Jeff Moden wrote:
A little bit off topic, if you good folks don't mind... I am curious about good experiences in SSIS (and, no... not being ironic there... they made the tool for a reason). I've had a couple of people tell me that it was an arduous task to migrate SSIS packages when they migrated from one version of SQL Server to the next, especially if the migration was to new hardware at the same time.
When we migrated from 2008 to 2012 is was arduous, however, there is a reason for that; SSISDB was introduced which was a brand new deployment method. It's (in my opinion) a significant improvement on the old MSDB and File System deployment methods, but moving from one deployment method to another is also involved.
As for moving after that, we're actually in the process of migrating at the moment, from 2012 to 2019. Moving our Development and Testing environments were honestly trivial; I just had to create the SSISDB (get annoyed that SSISDB ignored the
model database and created it in the wrong recovery model and lacked certain custom roles/users we want across the board), set up the keys, and then just deploy. Took me, 10 minutes?
I wouldn't say I'm an advocate for SSIS; it has an awkward learning curve and it's very clunky at times. I wouldn't say I've had bad experiences with SSIS, but I wouldn't say it's specifically been "good"; I'm pretty neutral to it. I might be more positive when we're on 2019 across the board, and I don't have to redploy an entire project every time I make a change to a single package. It is, however, a better option than Powershell on SQL Server 2012 though; the fact that SQLPS on 2012 runs Powershell 2.0 is a significant limiting factor on some of the things I have wanted to do in the past.

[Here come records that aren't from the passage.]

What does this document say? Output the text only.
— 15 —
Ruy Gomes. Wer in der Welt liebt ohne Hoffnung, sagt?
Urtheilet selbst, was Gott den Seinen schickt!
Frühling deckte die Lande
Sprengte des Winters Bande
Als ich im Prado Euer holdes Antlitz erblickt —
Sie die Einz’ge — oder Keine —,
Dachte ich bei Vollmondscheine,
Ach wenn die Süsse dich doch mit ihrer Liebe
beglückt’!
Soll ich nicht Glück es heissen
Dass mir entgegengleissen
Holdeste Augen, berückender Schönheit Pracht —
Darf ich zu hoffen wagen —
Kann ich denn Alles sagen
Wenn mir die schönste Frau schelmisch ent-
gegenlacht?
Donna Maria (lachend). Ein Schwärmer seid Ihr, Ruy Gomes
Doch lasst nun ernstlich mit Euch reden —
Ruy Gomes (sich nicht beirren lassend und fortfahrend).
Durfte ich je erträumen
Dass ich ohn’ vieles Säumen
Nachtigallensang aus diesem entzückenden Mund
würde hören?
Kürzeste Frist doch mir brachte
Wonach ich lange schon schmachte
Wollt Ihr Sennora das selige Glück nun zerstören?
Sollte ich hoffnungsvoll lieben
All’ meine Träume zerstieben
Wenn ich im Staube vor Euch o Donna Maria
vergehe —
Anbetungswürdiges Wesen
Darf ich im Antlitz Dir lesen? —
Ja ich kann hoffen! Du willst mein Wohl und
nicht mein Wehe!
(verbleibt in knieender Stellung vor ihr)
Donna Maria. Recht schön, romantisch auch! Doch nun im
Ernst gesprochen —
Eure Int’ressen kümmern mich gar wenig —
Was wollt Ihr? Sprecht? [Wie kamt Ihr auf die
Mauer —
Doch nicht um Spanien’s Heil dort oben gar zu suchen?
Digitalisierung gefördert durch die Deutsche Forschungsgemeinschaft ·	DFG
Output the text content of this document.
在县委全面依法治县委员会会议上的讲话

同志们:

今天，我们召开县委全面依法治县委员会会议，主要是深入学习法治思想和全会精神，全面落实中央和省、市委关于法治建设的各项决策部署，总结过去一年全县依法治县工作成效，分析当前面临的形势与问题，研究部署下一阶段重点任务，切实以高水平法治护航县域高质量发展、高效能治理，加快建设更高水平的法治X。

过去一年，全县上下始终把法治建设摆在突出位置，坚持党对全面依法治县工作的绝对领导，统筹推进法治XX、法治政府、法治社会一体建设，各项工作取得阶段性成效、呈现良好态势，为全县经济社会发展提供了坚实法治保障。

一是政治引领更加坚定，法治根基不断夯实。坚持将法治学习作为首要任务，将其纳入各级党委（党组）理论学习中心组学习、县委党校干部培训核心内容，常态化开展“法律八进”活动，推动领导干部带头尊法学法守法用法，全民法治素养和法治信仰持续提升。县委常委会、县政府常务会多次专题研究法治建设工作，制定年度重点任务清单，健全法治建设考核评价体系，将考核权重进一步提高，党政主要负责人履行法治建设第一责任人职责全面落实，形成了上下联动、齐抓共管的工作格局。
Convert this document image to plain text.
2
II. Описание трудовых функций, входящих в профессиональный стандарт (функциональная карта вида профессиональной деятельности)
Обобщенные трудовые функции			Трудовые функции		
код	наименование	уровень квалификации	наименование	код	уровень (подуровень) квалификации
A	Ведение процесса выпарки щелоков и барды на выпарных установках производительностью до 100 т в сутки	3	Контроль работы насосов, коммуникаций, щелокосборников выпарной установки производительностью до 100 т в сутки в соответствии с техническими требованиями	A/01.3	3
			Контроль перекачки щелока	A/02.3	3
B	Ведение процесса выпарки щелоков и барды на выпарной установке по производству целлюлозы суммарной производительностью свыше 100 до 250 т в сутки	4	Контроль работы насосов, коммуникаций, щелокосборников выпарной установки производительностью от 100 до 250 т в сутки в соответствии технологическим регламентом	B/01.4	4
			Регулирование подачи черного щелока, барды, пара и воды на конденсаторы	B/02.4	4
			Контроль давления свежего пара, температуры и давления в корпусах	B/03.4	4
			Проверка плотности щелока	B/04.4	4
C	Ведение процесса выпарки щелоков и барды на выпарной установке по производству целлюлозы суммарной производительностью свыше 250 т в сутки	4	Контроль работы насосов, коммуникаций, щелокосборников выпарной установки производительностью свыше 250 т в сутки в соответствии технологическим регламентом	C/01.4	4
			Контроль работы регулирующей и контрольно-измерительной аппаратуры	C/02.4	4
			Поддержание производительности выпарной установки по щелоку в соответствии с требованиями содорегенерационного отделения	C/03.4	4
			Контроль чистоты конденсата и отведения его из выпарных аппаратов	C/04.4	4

I do make a lot of use of it though; we have several ETL projects that it uses. Part of that reason, however, might be because of the 3rd party application we use, and the lack of control we have over it; forcing ETL process that should be application based to be migrated elsewhere, and often that ends up in SQL Server's SSIS tool. It does those jobs well, provided that staff members follow instructions properly. 🙂 (the amount of times I see Excel files with different headers, or are passworded (which obviously SSIS can't read) and I get an email saying "It's not working" infuriates me. Especially when the message they get explicitly asked them to check that first.)
Excuse my typos and sometimes awful grammar. My fingers work faster than my brain does.